Nou, natuurlijk zijn er veel verschillende redenen waarom mensen voor een basisinkomen zijn, dus zal je antwoord voor een deel afhangen van de vraag waarom jij persoonlijk voorstander bent van een basisinkomen. En het zal ook gedeeltelijk afhangen van wat jij denkt dat de normen en waarden van je gesprekspartners zijn, en wat hen daarom kan overtuigen. Dus er kan niet slechts één juist antwoord zijn. Met dat in gedachten doe ik de volgende elf suggesties.

Alle argumenten die ik noem zijn mijn eigen afgeleiden en interpretaties van ideeën van anderen. Het Keynesiaanse en Georgistische standpunt is ontleend aan de geschriften van hun naamgevers, John Maynard Keynes en Henry George.
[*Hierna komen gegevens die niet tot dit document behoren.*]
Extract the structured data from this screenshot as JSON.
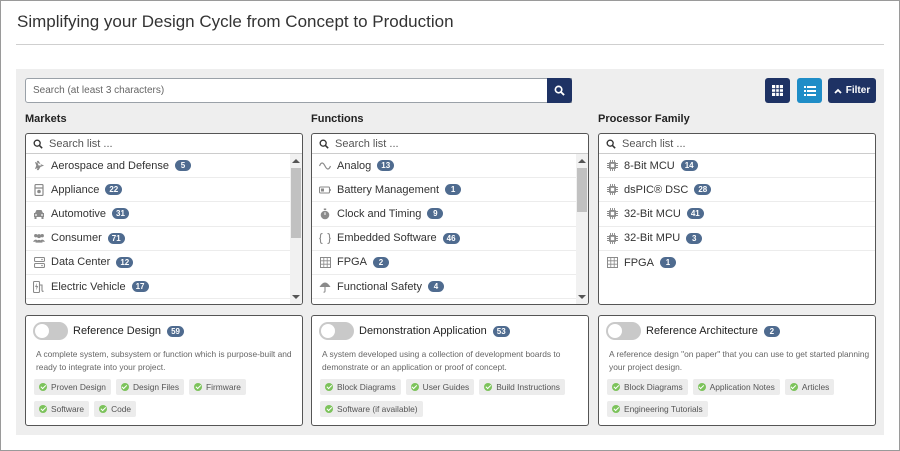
{
  "page_title": "Simplifying your Design Cycle from Concept to Production",
  "search": {
    "placeholder": "Search (at least 3 characters)"
  },
  "toolbar": {
    "filter_label": "Filter",
    "accent_dark": "#1e3264",
    "accent_light": "#1f8dc7"
  },
  "columns": [
    {
      "heading": "Markets",
      "search_placeholder": "Search list ...",
      "items": [
        {
          "label": "Aerospace and Defense",
          "count": "5",
          "icon": "plane-icon"
        },
        {
          "label": "Appliance",
          "count": "22",
          "icon": "appliance-icon"
        },
        {
          "label": "Automotive",
          "count": "31",
          "icon": "car-icon"
        },
        {
          "label": "Consumer",
          "count": "71",
          "icon": "people-icon"
        },
        {
          "label": "Data Center",
          "count": "12",
          "icon": "server-icon"
        },
        {
          "label": "Electric Vehicle",
          "count": "17",
          "icon": "ev-charger-icon"
        }
      ],
      "card": {
        "title": "Reference Design",
        "count": "59",
        "description": "A complete system, subsystem or function which is purpose-built and ready to integrate into your project.",
        "tags": [
          "Proven Design",
          "Design Files",
          "Firmware",
          "Software",
          "Code"
        ]
      }
    },
    {
      "heading": "Functions",
      "search_placeholder": "Search list ...",
      "items": [
        {
          "label": "Analog",
          "count": "13",
          "icon": "sine-wave-icon"
        },
        {
          "label": "Battery Management",
          "count": "1",
          "icon": "battery-icon"
        },
        {
          "label": "Clock and Timing",
          "count": "9",
          "icon": "stopwatch-icon"
        },
        {
          "label": "Embedded Software",
          "count": "46",
          "icon": "code-braces-icon"
        },
        {
          "label": "FPGA",
          "count": "2",
          "icon": "fpga-grid-icon"
        },
        {
          "label": "Functional Safety",
          "count": "4",
          "icon": "umbrella-icon"
        }
      ],
      "card": {
        "title": "Demonstration Application",
        "count": "53",
        "description": "A system developed using a collection of development boards to demonstrate or an application or proof of concept.",
        "tags": [
          "Block Diagrams",
          "User Guides",
          "Build Instructions",
          "Software (if available)"
        ]
      }
    },
    {
      "heading": "Processor Family",
      "search_placeholder": "Search list ...",
      "items": [
        {
          "label": "8-Bit MCU",
          "count": "14",
          "icon": "chip-icon"
        },
        {
          "label": "dsPIC® DSC",
          "count": "28",
          "icon": "chip-icon"
        },
        {
          "label": "32-Bit MCU",
          "count": "41",
          "icon": "chip-icon"
        },
        {
          "label": "32-Bit MPU",
          "count": "3",
          "icon": "chip-icon"
        },
        {
          "label": "FPGA",
          "count": "1",
          "icon": "fpga-grid-icon"
        }
      ],
      "card": {
        "title": "Reference Architecture",
        "count": "2",
        "description": "A reference design \"on paper\" that you can use to get started planning your project design.",
        "tags": [
          "Block Diagrams",
          "Application Notes",
          "Articles",
          "Engineering Tutorials"
        ]
      }
    }
  ]
}
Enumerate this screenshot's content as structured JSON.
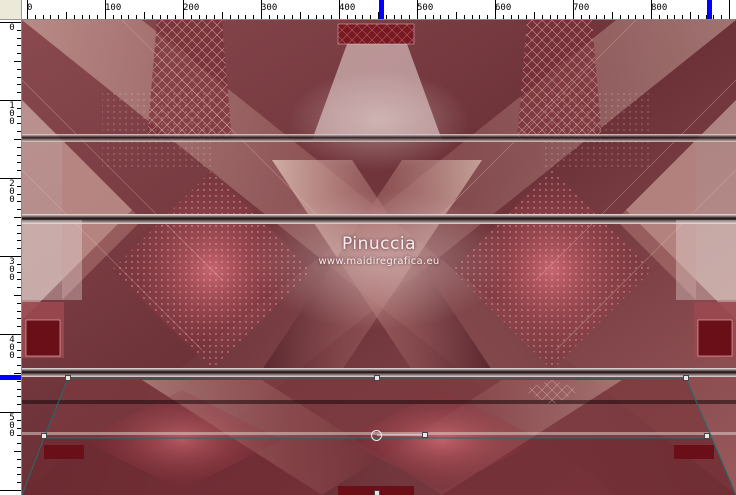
{
  "ruler": {
    "horizontal_labels": [
      "0",
      "100",
      "200",
      "300",
      "400",
      "500",
      "600",
      "700",
      "800"
    ],
    "vertical_labels": [
      "0",
      "1\n0\n0",
      "2\n0\n0",
      "3\n0\n0",
      "4\n0\n0",
      "5\n0\n0"
    ]
  },
  "canvas": {
    "watermark_name": "Pinuccia",
    "watermark_url": "www.maidiregrafica.eu"
  },
  "colors": {
    "ruler_marker": "#0000ff",
    "dark_wine": "#5a1e26",
    "mid_rose": "#b0565f",
    "light_beige": "#e5c5b8",
    "handle_line": "#1f6e6e"
  },
  "icons": {
    "rotation_handle": "rotation-pivot-icon"
  }
}
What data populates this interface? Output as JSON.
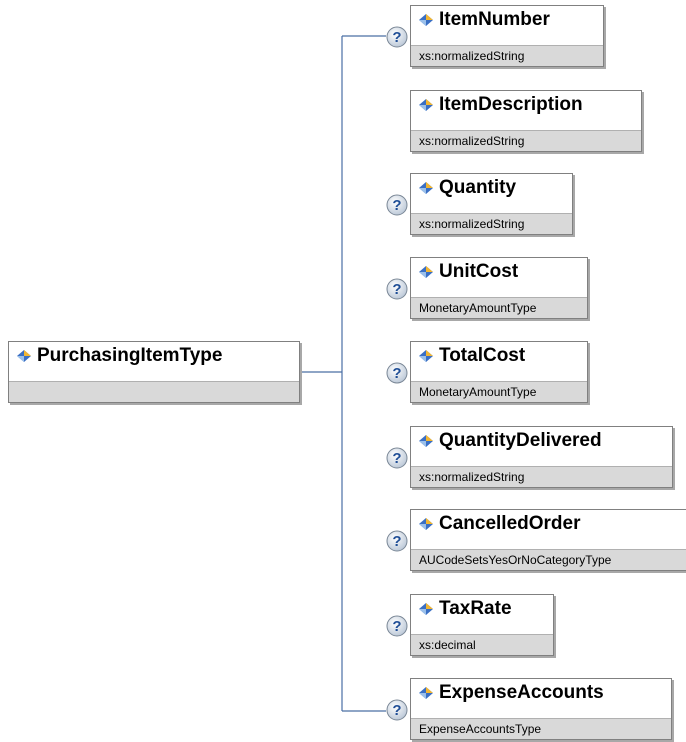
{
  "root": {
    "name": "PurchasingItemType"
  },
  "children": [
    {
      "name": "ItemNumber",
      "type": "xs:normalizedString",
      "optional": true
    },
    {
      "name": "ItemDescription",
      "type": "xs:normalizedString",
      "optional": false
    },
    {
      "name": "Quantity",
      "type": "xs:normalizedString",
      "optional": true
    },
    {
      "name": "UnitCost",
      "type": "MonetaryAmountType",
      "optional": true
    },
    {
      "name": "TotalCost",
      "type": "MonetaryAmountType",
      "optional": true
    },
    {
      "name": "QuantityDelivered",
      "type": "xs:normalizedString",
      "optional": true
    },
    {
      "name": "CancelledOrder",
      "type": "AUCodeSetsYesOrNoCategoryType",
      "optional": true
    },
    {
      "name": "TaxRate",
      "type": "xs:decimal",
      "optional": true
    },
    {
      "name": "ExpenseAccounts",
      "type": "ExpenseAccountsType",
      "optional": true
    }
  ],
  "icons": {
    "element": "element-diamond-icon",
    "optional": "question-mark-icon"
  },
  "colors": {
    "connector": "#4a6fa5",
    "type_band": "#d9d9d9",
    "border": "#808080"
  }
}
De nutstheorie van het marktdenken is afgeleid van het gedachtegoed van Milton Friedman en het verhaal van de onderlinge afhankelijkheid komt van de ideeën van Karl Widerquist. Ook voor de theorie van de eerlijkheid heb ik veel te danken aan Widerquist. Geen van de andere argumenten is origineel, maar ik ben helaas de mensen vergeten van wie ik ze geleend heb.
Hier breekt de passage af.